Mumsnet has not checked the qualifications of anyone posting here. If you need help urgently or expert advice, please see our domestic violence webguide and/or relationships webguide. Many Mumsnetters experiencing domestic abuse have found this thread helpful: Listen up, everybody

stay and try or start again???

3 replies

wakeupandcarryon85 · 22/10/2018 02:49

I have been with my partner for 5yrs. We have 3 children, 2 together and one from my previous relationship. We have had many obstacles thrown in our way over the years - depression, bancruptcy and now my partner has revealed he has a gambling problem. We never seem to stop arguing and mostly its over stupid, meaningless things and we are being torn apart. Is love enough to make a relationship work as i love him with all my heart and know he loves me but cant get back to that happy place which made my head, stomach and whole world flip upside down. Am i asking too much? or is here an actual point in time when love just isnt enough to carry you through? I want to save my family but in the meantime not damage our children with all the arguing in the process! Really would love to hear your thoughts and opinions as im truly lost!!

OP posts:
Aquamarine1029 · 22/10/2018 04:30

If love were enough no relationship would ever fail. Constant arguing is doing enormous damage to your children, and from what I can tell, you can't trust him. Love without trust is like the Titanic not having enough lifeboats. There will never be a happy ending.
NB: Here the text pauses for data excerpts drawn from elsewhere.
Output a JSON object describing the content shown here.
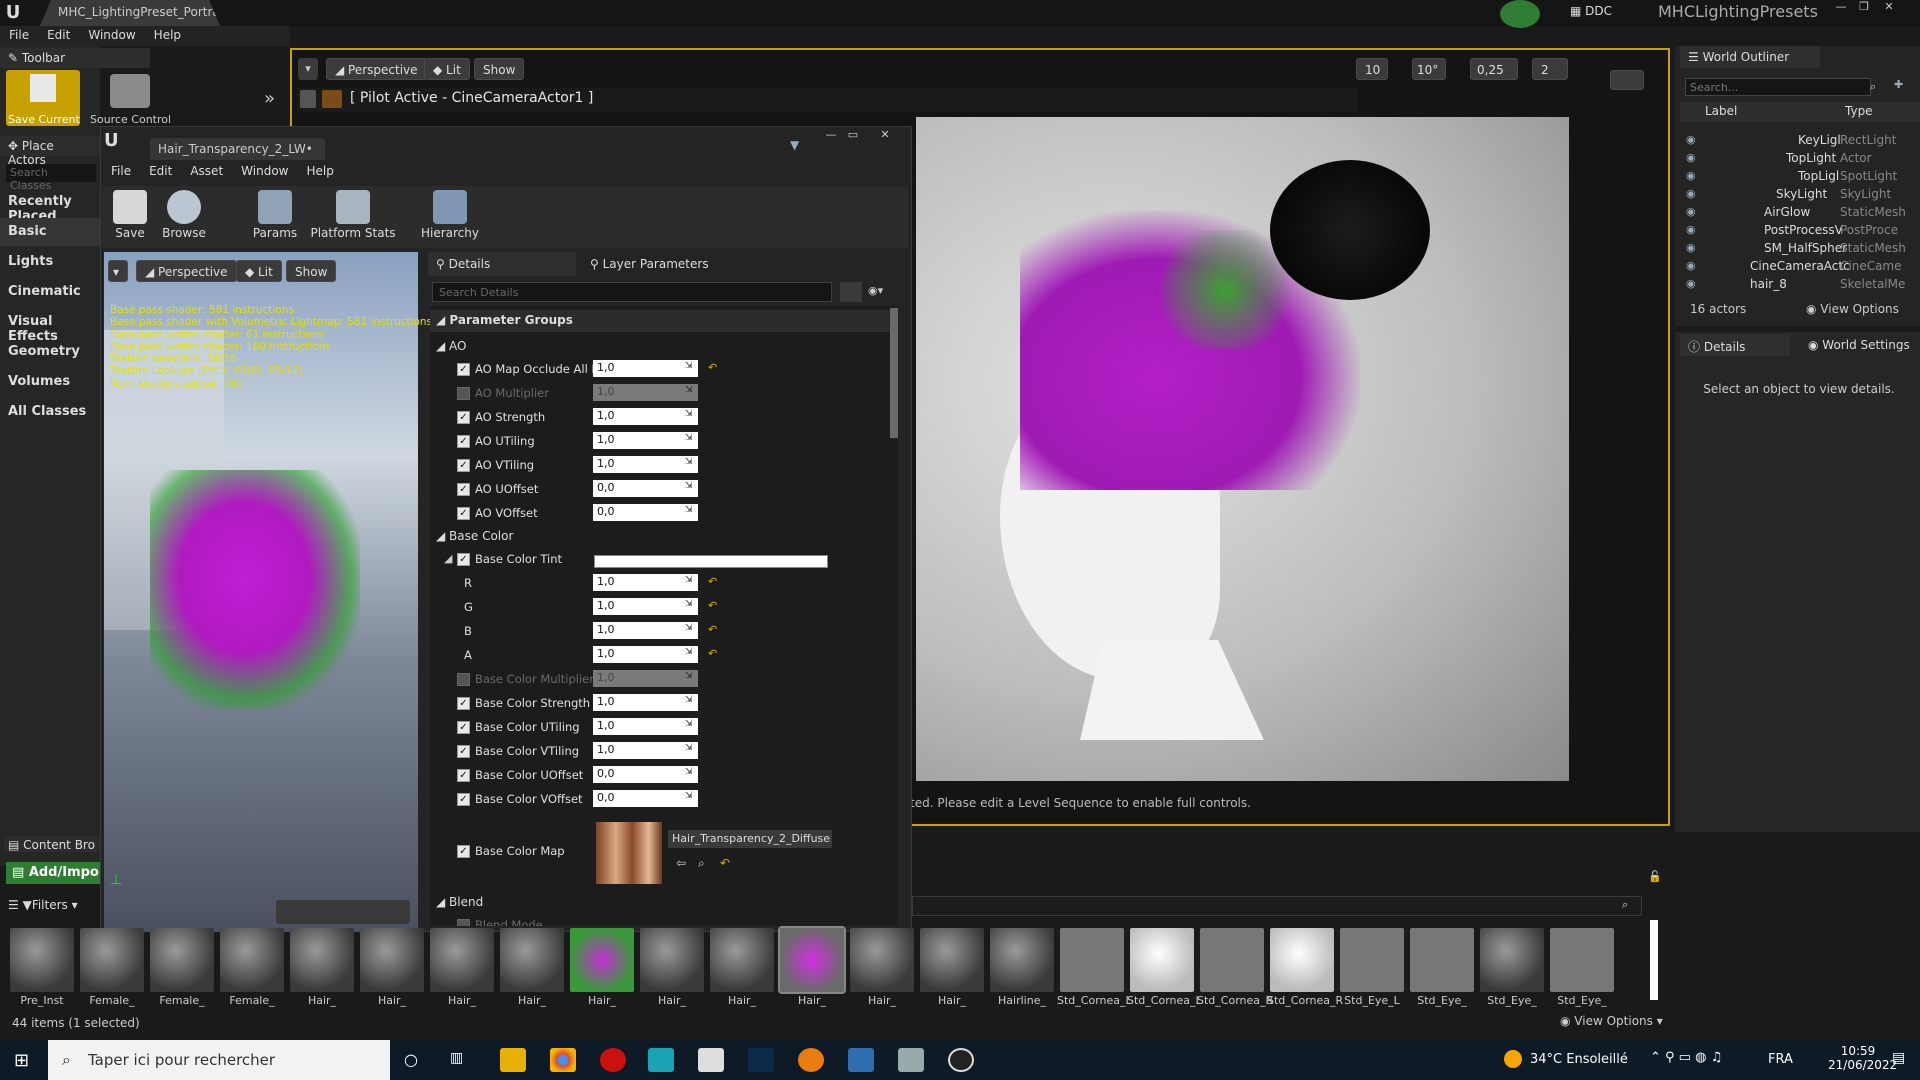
{
  "window": {
    "title_tab": "MHC_LightingPreset_Portra•",
    "project": "MHCLightingPresets",
    "ddc": "DDC"
  },
  "menubar": [
    "File",
    "Edit",
    "Window",
    "Help"
  ],
  "toolbar": {
    "title": "Toolbar",
    "save_label": "Save Current",
    "source_label": "Source Control"
  },
  "place_actors": {
    "title": "Place Actors",
    "search_placeholder": "Search Classes",
    "items": [
      "Recently Placed",
      "Basic",
      "Lights",
      "Cinematic",
      "Visual Effects",
      "Geometry",
      "Volumes",
      "All Classes"
    ]
  },
  "viewport": {
    "mode": "Perspective",
    "lit": "Lit",
    "show": "Show",
    "pilot": "[ Pilot Active - CineCameraActor1 ]",
    "grid": "10",
    "angle": "10°",
    "scale": "0,25",
    "cams": "2",
    "message": "ted. Please edit a Level Sequence to enable full controls."
  },
  "outliner": {
    "title": "World Outliner",
    "search": "Search...",
    "col_label": "Label",
    "col_type": "Type",
    "actor_count": "16 actors",
    "view_options": "View Options",
    "rows": [
      {
        "label": "KeyLigl",
        "type": "RectLight"
      },
      {
        "label": "TopLight",
        "type": "Actor"
      },
      {
        "label": "TopLigl",
        "type": "SpotLight"
      },
      {
        "label": "SkyLight",
        "type": "SkyLight"
      },
      {
        "label": "AirGlow",
        "type": "StaticMesh"
      },
      {
        "label": "PostProcessV",
        "type": "PostProce"
      },
      {
        "label": "SM_HalfSpher",
        "type": "StaticMesh"
      },
      {
        "label": "CineCameraActc",
        "type": "CineCame"
      },
      {
        "label": "hair_8",
        "type": "SkeletalMe"
      }
    ]
  },
  "details_right": {
    "tab1": "Details",
    "tab2": "World Settings",
    "empty": "Select an object to view details."
  },
  "material_editor": {
    "tab": "Hair_Transparency_2_LW•",
    "menu": [
      "File",
      "Edit",
      "Asset",
      "Window",
      "Help"
    ],
    "tools": [
      "Save",
      "Browse",
      "Params",
      "Platform Stats",
      "Hierarchy"
    ],
    "preview": {
      "mode": "Perspective",
      "lit": "Lit",
      "show": "Show"
    },
    "shader_stats": [
      "Base pass shader: 581 instructions",
      "Base pass shader with Volumetric Lightmap: 581 instructions",
      "Base pass vertex shader: 61 instructions",
      "Base pass vertex shader: 160 instructions",
      "Texture samplers: 10/16",
      "Texture Lookups (Est.): VS(0), PS(12)",
      "Num shaders added: 700"
    ],
    "details_tab": "Details",
    "layer_tab": "Layer Parameters",
    "search": "Search Details",
    "param_groups": "Parameter Groups",
    "ao": "AO",
    "base_color": "Base Color",
    "blend": "Blend",
    "blend_mode": "Blend Mode",
    "params": [
      {
        "name": "AO Map Occlude All Li",
        "value": "1,0",
        "on": true
      },
      {
        "name": "AO Multiplier",
        "value": "1,0",
        "on": false
      },
      {
        "name": "AO Strength",
        "value": "1,0",
        "on": true
      },
      {
        "name": "AO UTiling",
        "value": "1,0",
        "on": true
      },
      {
        "name": "AO VTiling",
        "value": "1,0",
        "on": true
      },
      {
        "name": "AO UOffset",
        "value": "0,0",
        "on": true
      },
      {
        "name": "AO VOffset",
        "value": "0,0",
        "on": true
      }
    ],
    "tint": "Base Color Tint",
    "channels": [
      {
        "name": "R",
        "value": "1,0"
      },
      {
        "name": "G",
        "value": "1,0"
      },
      {
        "name": "B",
        "value": "1,0"
      },
      {
        "name": "A",
        "value": "1,0"
      }
    ],
    "bc_params": [
      {
        "name": "Base Color Multiplier",
        "value": "1,0",
        "on": false
      },
      {
        "name": "Base Color Strength",
        "value": "1,0",
        "on": true
      },
      {
        "name": "Base Color UTiling",
        "value": "1,0",
        "on": true
      },
      {
        "name": "Base Color VTiling",
        "value": "1,0",
        "on": true
      },
      {
        "name": "Base Color UOffset",
        "value": "0,0",
        "on": true
      },
      {
        "name": "Base Color VOffset",
        "value": "0,0",
        "on": true
      }
    ],
    "bc_map": "Base Color Map",
    "bc_texture": "Hair_Transparency_2_Diffuse"
  },
  "content_browser": {
    "tab": "Content Bro",
    "add": "Add/Impo",
    "filters": "Filters",
    "status": "44 items (1 selected)",
    "view_options": "View Options",
    "assets": [
      "Pre_Inst",
      "Female_",
      "Female_",
      "Female_",
      "Hair_",
      "Hair_",
      "Hair_",
      "Hair_",
      "Hair_",
      "Hair_",
      "Hair_",
      "Hair_",
      "Hair_",
      "Hair_",
      "Hairline_",
      "Std_Cornea_L",
      "Std_Cornea_L",
      "Std_Cornea_R",
      "Std_Cornea_R",
      "Std_Eye_L",
      "Std_Eye_",
      "Std_Eye_",
      "Std_Eye_"
    ]
  },
  "taskbar": {
    "search": "Taper ici pour rechercher",
    "weather": "34°C Ensoleillé",
    "lang": "FRA",
    "time": "10:59",
    "date": "21/06/2022"
  }
}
operaha · 22/10/2018 09:35

I'm in a similar situation, no kids together or gambling but financial issues in his part and I don't trust him.

I don't think there will be a happy ending for us, I don't know how you ever rebuild trust. I'm so sad and low with it all.
Sorry no help at all, I'm lost!!

AttilaTheMeerkat · 22/10/2018 10:03

What are you getting out of this relationship?. Its over and has been also for some considerable time.

There is one way this will go still and that is down. Its no life for you or your children to be witnessing.

Was the bankruptcy related to his gambling?. Love is not enough here, not nearly enough and I am wondering if you are confusing this too with codependency. This is not and has never been a mutually loving relationship. This man's primary relationship is with his gambling addiction, its not you. This is who he is; the man you fell for was an act.

If you really do want to save your family you would now act decisively here to get your gambling partner out of your day to day lives. He is still dragging you all down with him into his pit.